A non-refundable deposit is payable at the time of booking; if a reservation is made within 90 days, full payment is required. Some trips require a larger deposit. If international airline bookings require a non-refundable payment in order to secure space or the lowest available fare, we will require an increase in deposit equal to the cost of the ticket(s).
Early enrolment is always encouraged as group size is limited and some trips require greater preparation time.
Once we have received your deposit, we will confirm your space and send you a confirmation package containing your trip itinerary, any visa/travel permit related documents, invoice, clothing and equipment recommendations, general information on your destination(s), and forms for you to complete, sign and return to us. Your air e-tickets (if applicable), final hotel list, final trip itinerary, and instructions on how to join your tour, will be sent approximately 2-3 weeks prior to departure. - What about cancellations, refunds, and transfers?Please review our cancellation policy page for details.
- I am a single who prefers my own room. What is a single supplement?All of our tours have a single supplement for those who want to be guaranteed their own room at each location.
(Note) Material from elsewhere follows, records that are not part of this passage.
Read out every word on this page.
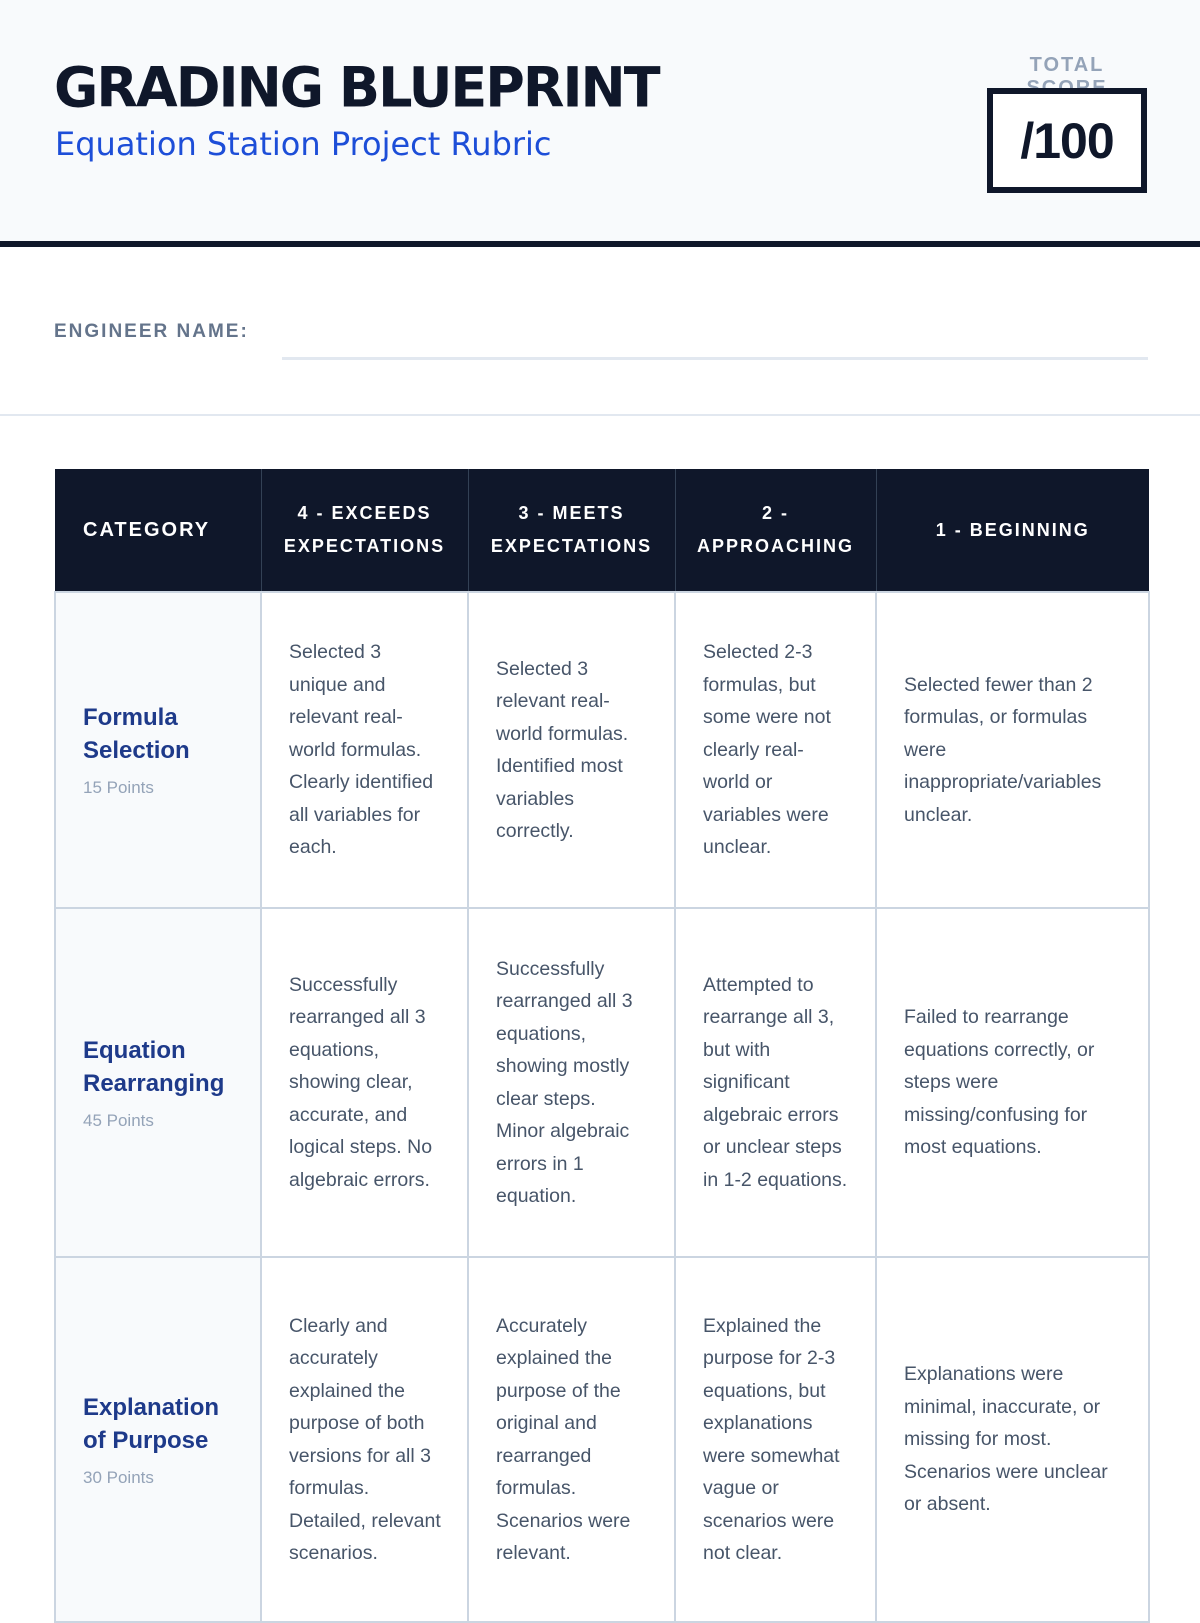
GRADING BLUEPRINT
Equation Station Project Rubric
TOTAL
/100
ENGINEER NAME:
CATEGORY	4 - EXCEEDS EXPECTATIONS	3 - MEETS EXPECTATIONS	2 - APPROACHING	1 - BEGINNING

Formula Selection
15 Points	Selected 3 unique and relevant real-world formulas. Clearly identified all variables for each.	Selected 3 relevant real-world formulas. Identified most variables correctly.	Selected 2-3 formulas, but some were not clearly real-world or variables were unclear.	Selected fewer than 2 formulas, or formulas were inappropriate/variables unclear.

Equation Rearranging
45 Points	Successfully rearranged all 3 equations, showing clear, accurate, and logical steps. No algebraic errors.	Successfully rearranged all 3 equations, showing mostly clear steps. Minor algebraic errors in 1 equation.	Attempted to rearrange all 3, but with significant algebraic errors or unclear steps in 1-2 equations.	Failed to rearrange equations correctly, or steps were missing/confusing for most equations.

Explanation of Purpose
30 Points	Clearly and accurately explained the purpose of both versions for all 3 formulas. Detailed, relevant scenarios.	Accurately explained the purpose of the original and rearranged formulas. Scenarios were relevant.	Explained the purpose for 2-3 equations, but explanations were somewhat vague or scenarios were not clear.	Explanations were minimal, inaccurate, or missing for most. Scenarios were unclear or absent.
This supplement is a reflection of the fact that most hotels around the world do not discount the regular twin-share rate for a room by 50% for only one person occupying a room. Most hotels will give a break on the price, but usually in the range of 25-30% of the twin-share rate. This difference, multiplied by each night, amounts to the single supplement.
The conventional amount can also vary from country to country and some destinations are more expensive than others for single occupancy. In order to be "single friendly," the supplements we apply are not a profit centre for us and we do our best to keep them as reasonable as possible.
On most tours we limit the number of singles available, not to be punitive, but rather because many hotels allow for only a limited number of singles; some smaller hotels at remote locations also have a limited number of single rooms available.
Please note that most single rooms around the world are smaller than twin-share rooms and will likely have only one bed. - Do you have a shared accommodation program?Yes! If you are single traveller and are willing to share, we will do our best to pair you with a same-gender roommate. Please note that should we fail to pair you, we will absorb the single supplement fee and you will default to a single room at no extra charge.